Blogs, that relatively new form of free communication, come in many different forms. Some of those are valuable commentary; personal online diaries; cultural critiques and reviews, and jeremiads of varying effectiveness.

When http://www.artblahg.blogspot.com/ first came on the scene, through a titillating email sent out to various arts-related people in Philadelphia, I first wrote it off as being childish, shrill and the anonymous rantings of a severely disenfranchised person. In order to allow it some credence, I did go back fairly far in the archival postings recently, and managed to find some sincere and valuable advice to artists who wanted to get noticed, and what they might try doing (search for We Listen to Our Critics, January 12th, on the site). All the vitriol (couched in pseudonyms and obscenities) against what artists such as myself and the co-op gallery I'm part of are trying to do in this city aside, there may be some value to what this blog and the person(s) behind it are doing. Even though I find the medium personally distasteful, since I stand behind civility and professionalism as being ultimately more effective, I'll still allow that there may be some value to what they are trying to communicate...along with their free speech rights, and all that. Hopefully, personal attacks will motivate those of us pilloried by this blog on to even more and better work. So, kudos when that is accomplished.
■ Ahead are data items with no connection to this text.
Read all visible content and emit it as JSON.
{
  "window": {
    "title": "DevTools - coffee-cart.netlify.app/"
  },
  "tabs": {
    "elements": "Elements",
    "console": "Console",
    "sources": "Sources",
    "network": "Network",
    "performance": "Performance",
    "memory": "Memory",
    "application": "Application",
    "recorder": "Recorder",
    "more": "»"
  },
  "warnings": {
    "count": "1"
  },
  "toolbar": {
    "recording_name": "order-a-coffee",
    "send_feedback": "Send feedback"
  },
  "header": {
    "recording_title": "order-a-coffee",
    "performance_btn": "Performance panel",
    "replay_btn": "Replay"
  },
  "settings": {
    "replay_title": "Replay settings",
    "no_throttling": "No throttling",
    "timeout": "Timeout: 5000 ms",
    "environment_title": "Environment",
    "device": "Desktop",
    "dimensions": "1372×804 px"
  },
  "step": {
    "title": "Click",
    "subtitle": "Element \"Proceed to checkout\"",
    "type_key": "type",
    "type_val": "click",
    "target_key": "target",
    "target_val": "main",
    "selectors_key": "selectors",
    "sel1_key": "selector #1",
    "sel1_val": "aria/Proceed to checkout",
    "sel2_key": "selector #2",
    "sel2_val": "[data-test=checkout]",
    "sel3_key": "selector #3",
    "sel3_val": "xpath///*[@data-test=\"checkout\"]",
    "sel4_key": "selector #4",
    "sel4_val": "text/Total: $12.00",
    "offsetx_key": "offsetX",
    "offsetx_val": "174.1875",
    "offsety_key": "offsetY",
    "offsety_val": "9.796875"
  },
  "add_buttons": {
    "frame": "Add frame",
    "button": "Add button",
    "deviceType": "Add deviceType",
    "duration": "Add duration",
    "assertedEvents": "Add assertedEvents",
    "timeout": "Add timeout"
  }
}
But then http://www.theartblahg.blogspot.com/ came along, and in a somewhat ham-handed attempt at an expose (I think? I'm still not sure) risked making even more of a mockery of the whole ridiculous thing. Pointless? Perhaps...but it has made me think, and for that I thank them, with a caveat. Taking up a pseudonym for yours truly (among other artists and writers) such as Wim Gershits, and then writing false comments and posting them with a link to this actual blog which attempts a stab at seriousness and will always remain open, not anonymous? This is clumsy, if it is an attempt to get back at the original blog, and pisses me off somewhat...but I'm still hoping that all of this leads to something better, for all of us and for the city's art scene. Granted, having grown up in a small town milieu, it comes off as being another example of an insider quibbling over crumbs, a pattern that one may find in many small towns. (Of course, if I get a flood of comments on this, it might give me an indication if anyone actually reads this blog!)

Still, I'll repeat, if it spurs us all on to better things and better work (and maybe even some adult dialogue), then I suppose I'll see it as a stone in the oyster. It remains to be seen if the pearl produced is worth anything, though.